Confira a íntegra do artigo.

Divulgação da raça

Paulo Emílio – O que está faltando é uma divulgação maior da raça. Isso é um mea culpa. Os criadores têm que falar, têm que divulgar, têm que mostrar. Nós traçamos como estratégia na Associação Mineira de Criadores de Guzerá, colocar a universidade dentro da raça. Então a escola de veterinária da UFMG [Universidade Federal de Minas Gerais] montou uma fazenda em Pedro Leopoldo [município localizado a 46 Km de Belo Horizonte], tem um centro de pesquisa e já tem um rebanho Guzerá e um rebanho Guzolando. Isso foi feito para que o Guzerá não fique sendo apenas uma coisa de retrato, para que o estudante possa ver e possa comparar. Nós vamos levar o Guzerá para as universidades, a UnB [Universidade de Brasília], a Universidade de Viçosa [universidade federal em Minas Gerais], a UFMG já tem, a Universidade Federal de São Carlos [em São Paulo] já tem, o Instituto de Zootecnia de São Paulo já tem. Isso será feito para que as pessoas não fiquem achando que isso é um modismo. Se é um modismo, é um modismo bom, que tem mais de 100 anos que ele é usado. E isso é um defeito do criador do Guzerá: ele é muito bom da fazenda para dentro, e péssimo da fazenda para fora. A decisão é de cada um.

Adriano Varela – Temos o exemplo de um fazendeiro que cria gado branco, em Unaí (MG), que comprou touros Guzerá e jogou na vacada. O produto Guzonel desmamou uma arroba mais pesado. Uma arroba hoje vale, em média, R$ 65,00. Um touro cobre um lote de 30, 40 vacas sem estresse. Quer dizer, em um ano, pelo simples fato de ter utilizado Guzerá, ele faturou R$ 2.600,00 a mais.

Paulo Emílio – Esse lucro é se você vender na desmama. Mas, se você ficar com ele, você vai ganhar seis meses de pasto porque um vai sair com dois anos e meio, e o produto não cruzado, com dois anos. Se você imaginar que o aluguel de pasto custa R$ 20 por mês, em seis serão R$ 120 por animal de economia.

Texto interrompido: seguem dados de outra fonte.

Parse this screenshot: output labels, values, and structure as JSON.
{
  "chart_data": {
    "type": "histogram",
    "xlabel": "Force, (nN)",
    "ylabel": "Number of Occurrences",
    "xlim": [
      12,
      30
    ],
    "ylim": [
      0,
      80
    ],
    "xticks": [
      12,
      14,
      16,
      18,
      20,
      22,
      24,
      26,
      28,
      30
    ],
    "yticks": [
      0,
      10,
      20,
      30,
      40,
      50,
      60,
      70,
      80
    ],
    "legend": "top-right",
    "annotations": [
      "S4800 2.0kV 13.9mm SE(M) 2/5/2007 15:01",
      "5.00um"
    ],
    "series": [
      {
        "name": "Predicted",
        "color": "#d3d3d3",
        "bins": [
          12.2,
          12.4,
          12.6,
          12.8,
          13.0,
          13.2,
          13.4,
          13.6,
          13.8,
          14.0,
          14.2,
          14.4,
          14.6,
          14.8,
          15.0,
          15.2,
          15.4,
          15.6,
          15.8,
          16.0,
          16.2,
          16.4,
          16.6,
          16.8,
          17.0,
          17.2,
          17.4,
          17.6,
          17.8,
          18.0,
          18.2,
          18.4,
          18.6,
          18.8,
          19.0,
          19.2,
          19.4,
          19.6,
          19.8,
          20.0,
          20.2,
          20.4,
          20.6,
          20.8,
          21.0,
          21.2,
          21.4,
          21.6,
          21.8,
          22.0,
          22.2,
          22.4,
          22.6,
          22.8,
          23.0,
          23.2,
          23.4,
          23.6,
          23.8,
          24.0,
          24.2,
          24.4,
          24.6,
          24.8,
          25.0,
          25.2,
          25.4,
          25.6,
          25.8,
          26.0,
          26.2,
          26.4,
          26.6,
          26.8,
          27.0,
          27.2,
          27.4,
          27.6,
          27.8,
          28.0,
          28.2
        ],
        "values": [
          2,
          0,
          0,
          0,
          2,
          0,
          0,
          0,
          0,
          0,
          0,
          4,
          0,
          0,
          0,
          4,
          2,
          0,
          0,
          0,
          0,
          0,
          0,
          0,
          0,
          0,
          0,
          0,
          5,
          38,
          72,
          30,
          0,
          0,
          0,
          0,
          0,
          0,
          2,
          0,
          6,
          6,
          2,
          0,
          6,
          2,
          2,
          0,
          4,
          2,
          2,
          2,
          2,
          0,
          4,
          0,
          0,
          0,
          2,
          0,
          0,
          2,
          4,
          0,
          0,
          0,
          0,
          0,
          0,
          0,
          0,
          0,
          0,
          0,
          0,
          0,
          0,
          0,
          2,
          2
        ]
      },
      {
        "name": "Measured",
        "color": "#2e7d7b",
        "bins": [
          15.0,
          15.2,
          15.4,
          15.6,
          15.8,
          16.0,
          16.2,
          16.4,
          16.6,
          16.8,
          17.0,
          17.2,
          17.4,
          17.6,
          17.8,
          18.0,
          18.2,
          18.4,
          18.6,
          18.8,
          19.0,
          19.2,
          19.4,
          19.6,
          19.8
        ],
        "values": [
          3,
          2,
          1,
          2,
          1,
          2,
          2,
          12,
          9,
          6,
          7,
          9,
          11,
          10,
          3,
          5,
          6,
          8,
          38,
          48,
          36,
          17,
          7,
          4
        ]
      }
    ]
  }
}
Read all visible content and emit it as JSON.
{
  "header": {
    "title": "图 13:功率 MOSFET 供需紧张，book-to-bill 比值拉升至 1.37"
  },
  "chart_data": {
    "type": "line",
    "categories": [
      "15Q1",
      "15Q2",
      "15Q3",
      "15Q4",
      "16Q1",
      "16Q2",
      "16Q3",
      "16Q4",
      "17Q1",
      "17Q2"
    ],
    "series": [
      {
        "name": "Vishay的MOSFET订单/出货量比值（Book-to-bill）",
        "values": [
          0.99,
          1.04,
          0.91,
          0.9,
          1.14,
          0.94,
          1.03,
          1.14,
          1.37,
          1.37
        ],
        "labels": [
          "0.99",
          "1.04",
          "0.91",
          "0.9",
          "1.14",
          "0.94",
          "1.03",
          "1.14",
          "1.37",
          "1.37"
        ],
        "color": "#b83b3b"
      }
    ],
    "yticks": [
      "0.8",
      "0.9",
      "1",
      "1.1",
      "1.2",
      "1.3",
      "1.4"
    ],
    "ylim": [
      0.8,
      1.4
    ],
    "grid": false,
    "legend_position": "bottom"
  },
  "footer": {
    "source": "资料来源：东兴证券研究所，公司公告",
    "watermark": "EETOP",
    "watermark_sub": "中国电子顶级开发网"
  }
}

Brilhante Neto – Já pensou comprar o touro? Em um ano ele já se pagou no próprio ano. Só no peso, para vender o bezerro e vender o touro como arroba.

Paulo Emílio – Uma coisa que a gente tem que ensinar ao fazendeiro, e que em economia tem um nome muito bonito, que é a “taxa interna de retorno”; é a seguinte: seu lucro está diretamente relacionado ao que vai retornar para você. Se você levar cinco anos para ter o preço que você pagou, não é um bom negócio. Se você levar dois anos, é melhor. Agora, em um ano? No mundo não existe. E nós temos isso aqui.

História de criador   

Paulo Emílio - Eu comecei a criar Guzerá em 1976, mas não era Guzerá puro. Era um plantel de Guzerá, que tinha 2 mil vacas. Talvez hoje fosse o maior plantel reunido de Guzerá, mas eram vacas sem registro. Essa foi a semente da paixão com o Guzerá. Em 1995, quando eu fui ao primeiro leilão do Dr. Antônio Ernesto, lá em Curvelo, e comprei os meus primeiros animais. E iniciei esse trabalho de seleção. Em 1998, eu fui à Paraíba e tive a oportunidade de comprar o rebanho JA, do Coronel João de Abreu, que é o rebanho mais antigo do Brasil, datado de 1895. Ele era de Cantagalo, no Estado do Rio de Janeiro, e foi vendido em 1978 para a Paraíba para José e Ana Rita Tavares de Melo. Eu comprei o rebanho, com 250 fêmeas, comprei a marca JA e anotações zootécnicas, que eram manuscritas. Uma coisa de museu, muito interessante. E trouxe tudo para a Fazenda Palestina. E tenho desenvolvido o trabalho com esse rebanho, através de FIV [fertilização in vitro], transferência de embrião, inseminação artificial e monta natural. Hoje, a Palestina tem 1.500 cabeças de Guzerá PO e é com esse trabalho que nós já conseguimos um grande campeonato da raça em Curvelo e Belo Horizonte. E o campeonato de concurso leiteiro em Uberaba e dois reservados, grande campeão, em Uberaba. Quer dizer, para um criador novo, com apenas doze anos de criação, eu acho que isso é muita coisa.